Dogs bark in the very same way humans speak in their own language. Whenever a dog is bored or excited, when he wants to greet a family member or scare off an intruder, you will hear that barking noise emanating from his voice box.
Of course, a dog needs to bark, but when those barks turn into cacophonous mantras played every other minute, it might not be long before the cops pound on your door because your mutt had been causing a disturbance. Starting at home would be the best way to start on your goal to quell your pooch’s problematic barking.
Employ a bit of strategy by creating a situation that would force your dog to bark. One example would be the ring of a doorbell or knock on the front door of your house.
And at the very moment your dog barrels towards the door and starts barking excitedly, gently approach your dog, grab his collar and say (take note we didn’t say shout, scream or yell) the word “quiet”.
Use the “praise and reward” technique if he quiets down. He did as requested, so give him his just desserts.
When he continues barking, close his mouth with your hand, wrap your fingers around his muzzle – use both hands if needed, and give the command for him to keep quiet. If he stops, then give praise.
With such training done repeatedly, the “quiet” command should be a piece of cake for your dog. Set up similar situations to “lure” your dog to bark and repeat training whenever possible.

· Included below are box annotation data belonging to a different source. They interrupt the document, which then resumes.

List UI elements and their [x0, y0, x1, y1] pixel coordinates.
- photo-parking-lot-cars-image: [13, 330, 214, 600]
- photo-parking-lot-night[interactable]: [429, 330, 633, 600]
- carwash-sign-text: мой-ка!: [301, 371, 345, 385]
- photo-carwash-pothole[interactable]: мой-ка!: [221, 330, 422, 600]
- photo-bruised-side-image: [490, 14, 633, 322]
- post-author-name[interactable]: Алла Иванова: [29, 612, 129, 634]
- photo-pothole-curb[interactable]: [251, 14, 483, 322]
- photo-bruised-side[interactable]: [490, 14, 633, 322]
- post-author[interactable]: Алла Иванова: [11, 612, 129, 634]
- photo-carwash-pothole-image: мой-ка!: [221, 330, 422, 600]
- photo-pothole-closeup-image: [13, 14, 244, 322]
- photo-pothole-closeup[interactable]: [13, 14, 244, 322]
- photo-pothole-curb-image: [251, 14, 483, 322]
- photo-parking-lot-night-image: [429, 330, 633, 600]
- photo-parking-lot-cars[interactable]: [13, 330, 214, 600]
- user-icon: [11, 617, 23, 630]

However, if your dog barks as if his life depended on it, then control such persistent barking by doing the following:
Mix some vinegar and some water together. Mix a proportion of 7/8 water & 1/8 vinegar together. The little ones call it a “super soaker” but to people like you, it’s a water pistol – grab one and load it up with the solution you had just created.
If your dog keeps on barking despite the “quiet” command, then fire at his chest area. Dogs abhor vinegar on the same level as vampires hate garlic and Superman avoids kryptonite. It may even force them to sneeze a bit. It’s harmless so you need not worry.
When your dog stops barking, make sure he gets some praise in the end.
As an aside, you may be thinking what I’m thinking here – what’s to do when you leave home for a bit only to discover an irate neighbor complaining about your noisy dog? Fortunately, “bark collars” have been created to soothe such “savage beasts” when you’re not around.
There are different varieties of bark collars to choose from. Some of these collars send an electric shock to your dog when he barks, some make a high pitch sound or emits a squirt of citronella which is annoying but safe for your dog. Usually, these collars can help you solve a problematic barker.
My take on this? I go for either the citronella collars or those that emit high-pitched noises, because these are the most humane ways to deal with a problematic barker.